Words after splitting:
['this', 'is', 'a', 'notebook', 'for', 'n-grams', 'demonstration', 'we', 'will', 'show', 'how', 'to', 'generate', 'n-grams']
Generated n-grams:
['this', 'is', 'a', 'notebook', 'for', 'n-grams', 'demonstration', 'we', 'will', 'show', 'how', 'to', 'generate', 'n-grams']


Try different Ns in n-gram generation.

In [14]:
# bigram
bigrams = generate_ngrams(tokens, 2)
print("Generated n-grams:")
print(bigrams)

# n higher than 3
n_grams = generate_ngrams(tokens, 5)
print("Generated n-grams:")
print(n_grams)

Generated n-grams:
['this is', 'is a', 'a notebook', 'notebook for', 'for n-grams', 'n-grams demonstration', 'demonstration we', 'we will', 'will show', 'show how', 'how to', 'to generate', 'generate n-grams']
Generated n-grams:
['this is a notebook for', 'is a notebook for n-grams', 'a notebook for n-grams demonstration', 'notebook for n-grams demonstration we', 'for n-grams demonstration we will', 'n-grams demonstration we will show', 'demonstration we will show how', 'we will show how to', 'will show how to generate', 'show how to generate n-grams']

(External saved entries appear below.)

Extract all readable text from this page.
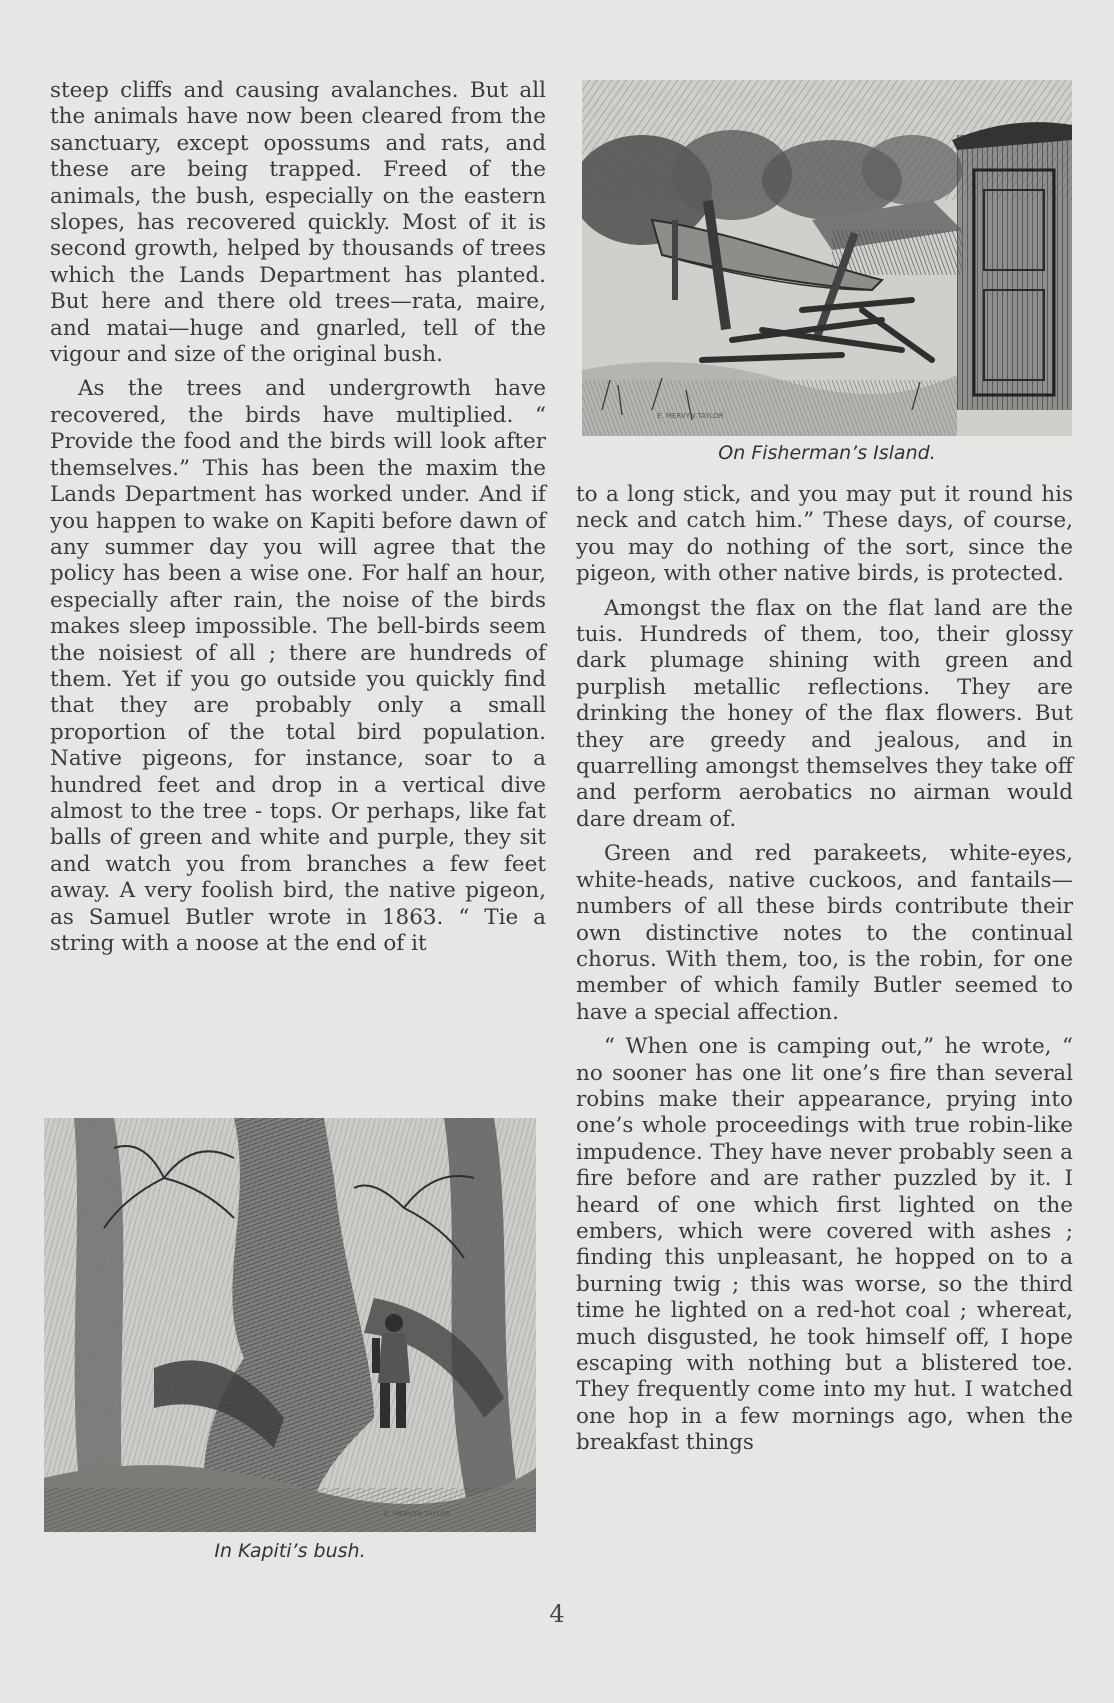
steep cliffs and causing avalanches. But all the animals have now been cleared from the sanctuary, except opossums and rats, and these are being trapped. Freed of the animals, the bush, especially on the eastern slopes, has recovered quickly. Most of it is second growth, helped by thousands of trees which the Lands Department has planted. But here and there old trees—rata, maire, and matai—huge and gnarled, tell of the vigour and size of the original bush.

As the trees and undergrowth have recovered, the birds have multiplied. “ Provide the food and the birds will look after themselves.” This has been the maxim the Lands Department has worked under. And if you happen to wake on Kapiti before dawn of any summer day you will agree that the policy has been a wise one. For half an hour, especially after rain, the noise of the birds makes sleep impossible. The bell-birds seem the noisiest of all ; there are hundreds of them. Yet if you go outside you quickly find that they are probably only a small proportion of the total bird population. Native pigeons, for instance, soar to a hundred feet and drop in a vertical dive almost to the tree - tops. Or perhaps, like fat balls of green and white and purple, they sit and watch you from branches a few feet away. A very foolish bird, the native pigeon, as Samuel Butler wrote in 1863. “ Tie a string with a noose at the end of it

E. MERVYN TAYLOR
On Fisherman’s Island.

to a long stick, and you may put it round his neck and catch him.” These days, of course, you may do nothing of the sort, since the pigeon, with other native birds, is protected.

Amongst the flax on the flat land are the tuis. Hundreds of them, too, their glossy dark plumage shining with green and purplish metallic reflections. They are drinking the honey of the flax flowers. But they are greedy and jealous, and in quarrelling amongst themselves they take off and perform aerobatics no airman would dare dream of.

Green and red parakeets, white-eyes, white-heads, native cuckoos, and fantails—numbers of all these birds contribute their own distinctive notes to the continual chorus. With them, too, is the robin, for one member of which family Butler seemed to have a special affection.

“ When one is camping out,” he wrote, “ no sooner has one lit one’s fire than several robins make their appearance, prying into one’s whole proceedings with true robin-like impudence. They have never probably seen a fire before and are rather puzzled by it. I heard of one which first lighted on the embers, which were covered with ashes ; finding this unpleasant, he hopped on to a burning twig ; this was worse, so the third time he lighted on a red-hot coal ; whereat, much disgusted, he took himself off, I hope escaping with nothing but a blistered toe. They frequently come into my hut. I watched one hop in a few mornings ago, when the breakfast things

E. MERVYN TAYLOR
In Kapiti’s bush.
4
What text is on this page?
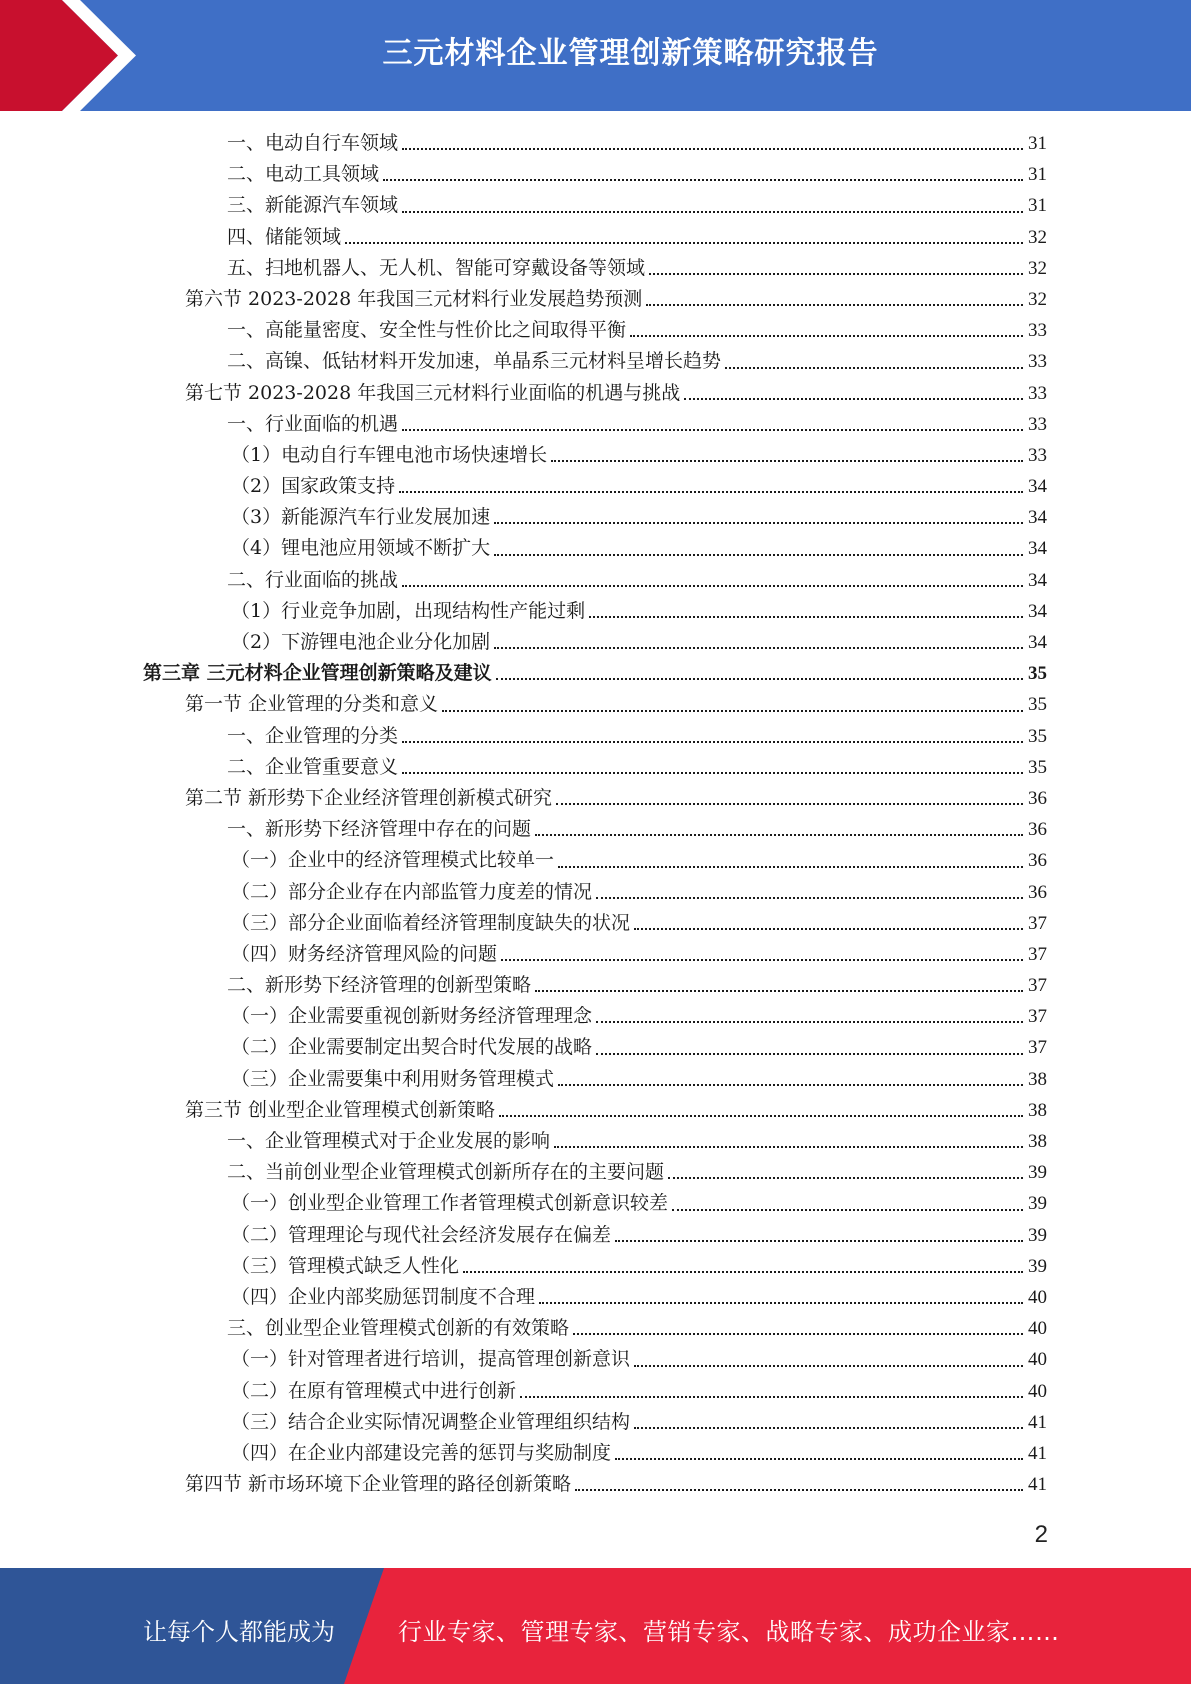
三元材料企业管理创新策略研究报告
一、电动自行车领域	31
二、电动工具领域	31
三、新能源汽车领域	31
四、储能领域	32
五、扫地机器人、无人机、智能可穿戴设备等领域	32
第六节 2023-2028 年我国三元材料行业发展趋势预测	32
一、高能量密度、安全性与性价比之间取得平衡	33
二、高镍、低钴材料开发加速，单晶系三元材料呈增长趋势	33
第七节 2023-2028 年我国三元材料行业面临的机遇与挑战	33
一、行业面临的机遇	33
（1）电动自行车锂电池市场快速增长	33
（2）国家政策支持	34
（3）新能源汽车行业发展加速	34
（4）锂电池应用领域不断扩大	34
二、行业面临的挑战	34
（1）行业竞争加剧，出现结构性产能过剩	34
（2）下游锂电池企业分化加剧	34
第三章 三元材料企业管理创新策略及建议	35
第一节 企业管理的分类和意义	35
一、企业管理的分类	35
二、企业管重要意义	35
第二节 新形势下企业经济管理创新模式研究	36
一、新形势下经济管理中存在的问题	36
（一）企业中的经济管理模式比较单一	36
（二）部分企业存在内部监管力度差的情况	36
（三）部分企业面临着经济管理制度缺失的状况	37
（四）财务经济管理风险的问题	37
二、新形势下经济管理的创新型策略	37
（一）企业需要重视创新财务经济管理理念	37
（二）企业需要制定出契合时代发展的战略	37
（三）企业需要集中利用财务管理模式	38
第三节 创业型企业管理模式创新策略	38
一、企业管理模式对于企业发展的影响	38
二、当前创业型企业管理模式创新所存在的主要问题	39
（一）创业型企业管理工作者管理模式创新意识较差	39
（二）管理理论与现代社会经济发展存在偏差	39
（三）管理模式缺乏人性化	39
（四）企业内部奖励惩罚制度不合理	40
三、创业型企业管理模式创新的有效策略	40
（一）针对管理者进行培训，提高管理创新意识	40
（二）在原有管理模式中进行创新	40
（三）结合企业实际情况调整企业管理组织结构	41
（四）在企业内部建设完善的惩罚与奖励制度	41
第四节 新市场环境下企业管理的路径创新策略	41
2
让每个人都能成为	行业专家、管理专家、营销专家、战略专家、成功企业家……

N-gram representation is a little different, it is treated as linear sequences of vertical level slices. Reference paper: [Linear levels through n-grams](https://dl.acm.org/doi/10.1145/2676467.2676506).

In [21]:
read_level = []
with open('../examples/Mario.txt', 'r') as f:
    for line in f:
        read_level.append(line.strip())

smb_level = []
for line in read_level:
    smb_level.append(list(line))
    
# one slice in a smb level
gram = [col[0] for col in smb_level]
print(gram)

['-', '-', '-', '-', '-', '-', '-', '-', '-', '-', '-', '-', '-', '-', 'X', 'X']


## Best Practices
- Remember to preprocess your data before generating n-grams, such as converting letter case and removing punctuation marks.
- Select n value that is more suitable for your training target. Increase of n leads to data sparsity and high computational complexity.
- As n increases, the number of n-grams combinations increases exponentially, resulting in a low frequency of many sequences in the training data. While dealing with data sparsity, smoothing techniques such as Laplace Smoothing can be applied.